When you’re not a mother it’s hard to imagine what motherhood is like. Anyone you know who becomes one assures you that you have no idea what it’s like, and replaces you with some other woman who does, and you never see her again. The End. So then you have to tax your mother on the subject. ‘What’s it like — giving birth?’ And she says: ‘It’s fine. You just breathe,’ before snorting derisively, ‘but she had gas and air’ when an aunt later claims to have done it without any pain relief.
In the absence of any actual information from any source whatsoever you start to blame the omertà on the idea that childbirth is exactly like that scene in Alien in which a bloody, flesh-coloured thing bursts out of John Hurt, and all the rest is screaming. Which is why this memoir is so overdue, because the only thing it doesn’t cover in baby-making is how you persuade anyone to impregnate you in the first place. (‘What is wrong with me/n?’ I want to yell at Clover Stroud, but alas she cannot hear me.)
‘Having a baby is like joining a cult,’ this mother of five admits, adding that for every woman (like me) desperate to get in, there’s another alternative me (whose vagina’s been ripped apart) frantic to get out:
At the school gate, I smile and try to look happy. When another mum asks me how I am, I lie. I don’t say that I frequently feel crushed, bored, angry and completely f—ed off.
The story begins when Clover is pregnant with a heartbeat that will become her fifth child, Lester. (‘“Why on earth would you do that to yourself?”, a woman at a party asks me when I tell her how many children I have.’) Meanwhile, her eldest, Jimmy-the-Teenager, chooses this exact moment to start behaving like a teenager, and gets busted by the police for carrying a knife — given to him by his loving mother. Obviously.

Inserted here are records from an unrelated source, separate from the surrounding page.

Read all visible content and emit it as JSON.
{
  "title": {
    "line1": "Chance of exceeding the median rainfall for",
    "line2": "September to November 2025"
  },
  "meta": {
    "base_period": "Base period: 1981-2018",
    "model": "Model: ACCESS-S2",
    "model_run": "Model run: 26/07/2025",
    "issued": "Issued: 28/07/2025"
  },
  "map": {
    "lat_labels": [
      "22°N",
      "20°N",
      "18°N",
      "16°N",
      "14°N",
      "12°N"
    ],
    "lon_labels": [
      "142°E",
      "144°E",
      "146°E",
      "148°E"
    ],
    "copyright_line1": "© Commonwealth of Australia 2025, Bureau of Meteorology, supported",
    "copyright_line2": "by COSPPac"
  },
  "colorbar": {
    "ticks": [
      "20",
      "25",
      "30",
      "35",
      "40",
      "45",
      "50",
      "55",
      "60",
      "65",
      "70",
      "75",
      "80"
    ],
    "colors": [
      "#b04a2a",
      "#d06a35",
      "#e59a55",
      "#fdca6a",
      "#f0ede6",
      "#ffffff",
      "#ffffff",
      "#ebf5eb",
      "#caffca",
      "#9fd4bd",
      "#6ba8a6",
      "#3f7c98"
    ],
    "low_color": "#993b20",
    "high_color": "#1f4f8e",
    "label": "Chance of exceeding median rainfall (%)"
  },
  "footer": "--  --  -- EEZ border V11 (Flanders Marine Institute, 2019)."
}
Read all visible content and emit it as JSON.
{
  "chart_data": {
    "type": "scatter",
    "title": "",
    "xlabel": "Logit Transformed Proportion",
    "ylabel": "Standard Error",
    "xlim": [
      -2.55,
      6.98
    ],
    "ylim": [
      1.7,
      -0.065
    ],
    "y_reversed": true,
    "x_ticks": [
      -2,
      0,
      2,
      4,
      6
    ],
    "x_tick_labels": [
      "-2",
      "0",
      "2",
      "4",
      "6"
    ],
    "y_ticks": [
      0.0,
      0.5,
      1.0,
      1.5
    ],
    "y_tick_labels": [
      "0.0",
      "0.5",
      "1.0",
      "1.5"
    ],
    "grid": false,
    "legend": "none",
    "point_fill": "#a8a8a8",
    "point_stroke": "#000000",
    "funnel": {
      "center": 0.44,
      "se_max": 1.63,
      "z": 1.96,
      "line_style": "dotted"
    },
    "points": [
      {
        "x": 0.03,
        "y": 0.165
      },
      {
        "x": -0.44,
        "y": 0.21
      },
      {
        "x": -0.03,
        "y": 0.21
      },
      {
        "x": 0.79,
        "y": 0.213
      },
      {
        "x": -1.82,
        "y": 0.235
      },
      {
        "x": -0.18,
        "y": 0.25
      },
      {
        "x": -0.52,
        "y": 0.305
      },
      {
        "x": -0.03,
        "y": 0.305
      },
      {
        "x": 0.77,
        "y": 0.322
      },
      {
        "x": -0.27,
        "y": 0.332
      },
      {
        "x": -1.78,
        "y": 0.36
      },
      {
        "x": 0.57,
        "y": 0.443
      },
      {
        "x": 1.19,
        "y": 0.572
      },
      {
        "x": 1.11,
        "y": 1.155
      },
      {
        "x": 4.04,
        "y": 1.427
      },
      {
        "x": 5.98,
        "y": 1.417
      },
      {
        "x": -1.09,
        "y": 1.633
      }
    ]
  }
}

‘Look, look at this,’ I say, running across the lawn to pick up the target. This is what the throwing knife was for. It’s really boring for teenagers. In the middle of the country. I mean it’s boring for me, a grown-up, so I’ve tried to imagine what it’s like for a teenage boy.
Also leaping off the page are Dolly —who mothers her mother beautifully — and Evangeline — who gets very excited when asked if she would like to help change her baby brother: ‘Change him? For something else? Like a pet? Can we change him for a guinea pig?’ Plus toddler with a toy train — Dash — whose temper tantrums are totally tectonic.
It’s the honesty that makes this book so compelling: TMI in Technicolor! Siri — but not for sissies… ‘There were times when the other children were very small, when I would take them to baby groups, looking for other women I could talk to about the new feelings of dark love which occasionally took hold of me,’ Clover notes, before deciding: ‘It’s safer to just go on singing pat-a-cake-pat-a-cake as if the feeling didn’t exist’, only to put it down on paper.
She compares herself, constantly, with all the other mothers who might be doing it better. Especially Biff’s and Chip’s (all ‘crap hair and stripy jumpers’) and Topsy’s and Tim’s (who ‘never behaves as if another slow afternoon alone with her children, when there might be so many other thoughts she could be having and lives she could be inhabiting, will actually kill her’.)
I have learned too much to fit it in here. But I think the mad, messy message is ultimately this: what having babies means is that there will be ‘less of the good things, like sleep, sex and money’ but ‘more pure love’. And I hope, like Clover, I get to ‘wrap that around me ... while I’m alive on this earth’.